In most villages you can see a group of local children carrying lanterns, holding a statue of baby Jesus and singing Christmas Carols. Sometime they are even dressed in nativity scene costumes. This lovely tradition is the children’s processions and is held right after the Midnight Mass.
Once they are at home, families often end up with having an early Christmas breakfast that includes champagne or mulled wine. This is something of a cultural tradition rather than a religious one, though.
Christmas Day – it is all about meals
In Malta, this day is mainly about big family gatherings and about repasts, as well. Families are close and large here so there can even be over 20 people sitting by the dining table. Maltese people love food and they do take pride in their national specialities. They consider Christmas as just another excellent occasion for enjoying delicious treats. Five-course-meals are not rarely served and lunch can happen to go on during long hours.
Christmas meals in Malta consist mainly of turkey but also include the traditional rabbit stew, the legendary pastizzi followed by the rich Maltese Christmas pudding. It is assented with soft, juicy fruits, almonds, candied peel, spices and the warmth of brandy that will definitely brights up your Christmas lunch or dinner.
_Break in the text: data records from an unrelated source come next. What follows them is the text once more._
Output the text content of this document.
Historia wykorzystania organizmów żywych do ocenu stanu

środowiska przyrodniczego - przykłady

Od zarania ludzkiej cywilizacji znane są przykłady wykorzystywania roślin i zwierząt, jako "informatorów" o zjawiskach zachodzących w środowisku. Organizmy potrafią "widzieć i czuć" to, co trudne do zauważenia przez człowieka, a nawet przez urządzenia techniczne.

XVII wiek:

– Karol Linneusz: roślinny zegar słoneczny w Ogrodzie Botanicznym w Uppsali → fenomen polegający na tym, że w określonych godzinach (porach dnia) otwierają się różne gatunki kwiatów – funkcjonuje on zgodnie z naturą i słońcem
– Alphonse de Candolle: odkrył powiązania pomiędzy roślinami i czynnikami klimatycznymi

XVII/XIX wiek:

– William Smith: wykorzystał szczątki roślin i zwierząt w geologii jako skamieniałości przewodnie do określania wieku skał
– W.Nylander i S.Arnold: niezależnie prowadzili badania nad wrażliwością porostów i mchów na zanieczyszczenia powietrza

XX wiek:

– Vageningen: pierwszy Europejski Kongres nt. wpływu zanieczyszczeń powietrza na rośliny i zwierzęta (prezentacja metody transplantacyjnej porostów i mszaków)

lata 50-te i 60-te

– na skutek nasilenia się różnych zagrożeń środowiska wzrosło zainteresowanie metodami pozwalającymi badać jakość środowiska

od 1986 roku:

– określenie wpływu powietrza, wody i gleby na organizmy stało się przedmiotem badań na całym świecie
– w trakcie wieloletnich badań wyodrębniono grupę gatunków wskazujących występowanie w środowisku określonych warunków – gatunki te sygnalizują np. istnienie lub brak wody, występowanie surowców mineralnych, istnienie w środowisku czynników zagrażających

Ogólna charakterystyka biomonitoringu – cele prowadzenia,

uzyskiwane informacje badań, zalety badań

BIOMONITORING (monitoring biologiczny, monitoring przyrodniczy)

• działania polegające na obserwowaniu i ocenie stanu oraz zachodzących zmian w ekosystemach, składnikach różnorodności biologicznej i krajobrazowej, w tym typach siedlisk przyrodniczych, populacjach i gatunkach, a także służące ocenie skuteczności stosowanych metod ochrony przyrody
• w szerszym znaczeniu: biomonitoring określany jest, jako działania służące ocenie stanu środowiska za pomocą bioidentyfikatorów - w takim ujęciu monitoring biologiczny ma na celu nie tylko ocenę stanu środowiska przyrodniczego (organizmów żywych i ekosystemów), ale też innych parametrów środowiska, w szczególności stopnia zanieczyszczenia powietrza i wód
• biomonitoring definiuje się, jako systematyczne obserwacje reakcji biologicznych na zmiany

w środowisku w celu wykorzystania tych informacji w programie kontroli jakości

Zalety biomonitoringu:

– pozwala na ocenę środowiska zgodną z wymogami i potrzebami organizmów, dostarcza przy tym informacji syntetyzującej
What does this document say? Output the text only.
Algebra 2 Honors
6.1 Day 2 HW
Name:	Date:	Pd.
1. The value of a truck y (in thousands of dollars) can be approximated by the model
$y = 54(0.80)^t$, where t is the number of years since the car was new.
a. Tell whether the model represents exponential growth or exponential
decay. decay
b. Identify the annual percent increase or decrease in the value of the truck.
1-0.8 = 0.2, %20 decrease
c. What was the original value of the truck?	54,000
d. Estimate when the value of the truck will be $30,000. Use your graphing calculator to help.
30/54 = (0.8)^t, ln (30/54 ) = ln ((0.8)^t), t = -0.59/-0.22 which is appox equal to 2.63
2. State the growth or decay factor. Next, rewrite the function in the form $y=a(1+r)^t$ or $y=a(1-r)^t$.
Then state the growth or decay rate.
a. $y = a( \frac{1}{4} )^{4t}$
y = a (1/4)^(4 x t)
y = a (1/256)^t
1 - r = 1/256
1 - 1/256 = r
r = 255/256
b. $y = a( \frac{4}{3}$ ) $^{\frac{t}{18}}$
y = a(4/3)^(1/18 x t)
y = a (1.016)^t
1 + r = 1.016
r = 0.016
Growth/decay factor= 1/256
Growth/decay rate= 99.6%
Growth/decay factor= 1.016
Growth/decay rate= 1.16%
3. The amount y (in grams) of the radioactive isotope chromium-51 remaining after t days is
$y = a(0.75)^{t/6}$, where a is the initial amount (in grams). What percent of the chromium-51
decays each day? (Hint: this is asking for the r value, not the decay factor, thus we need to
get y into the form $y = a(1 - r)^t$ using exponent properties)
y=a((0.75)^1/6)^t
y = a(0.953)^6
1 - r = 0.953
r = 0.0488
However, the true highlights of the dining tables are the delicious home made desserts.
The small, fruit-based, originally British Minced pie and Panettone are two of the traditional symbols of the Maltese Christmas. The latter is indeed a sweet cake with the addition of raisins (classic version), candied or dried fruits and nuts. Alao packed with fruits and a hint of spice, Christmas fruit cake also makes an appearance in households over Christmas together with the Maltese Christmas Log that looks truly popular throughout Europe, yet in some different versions. Instead of sponge cake, the Maltese one is made with crushed biscuits and a variety of nuts, fruit and sometimes chocolate chips. Besides it being sooo delicious it is very simple to make. As for drinks, the heartwarming Imbuljuta – nutmeg- and cloves-flavoured roasted chestnuts soaked in hot chocolaty cognac cocktail – is traditionally served after the Midnight Mass to warm you up.
If you are in Malta at this period, do not miss to taste them! Merry Christmas to you all!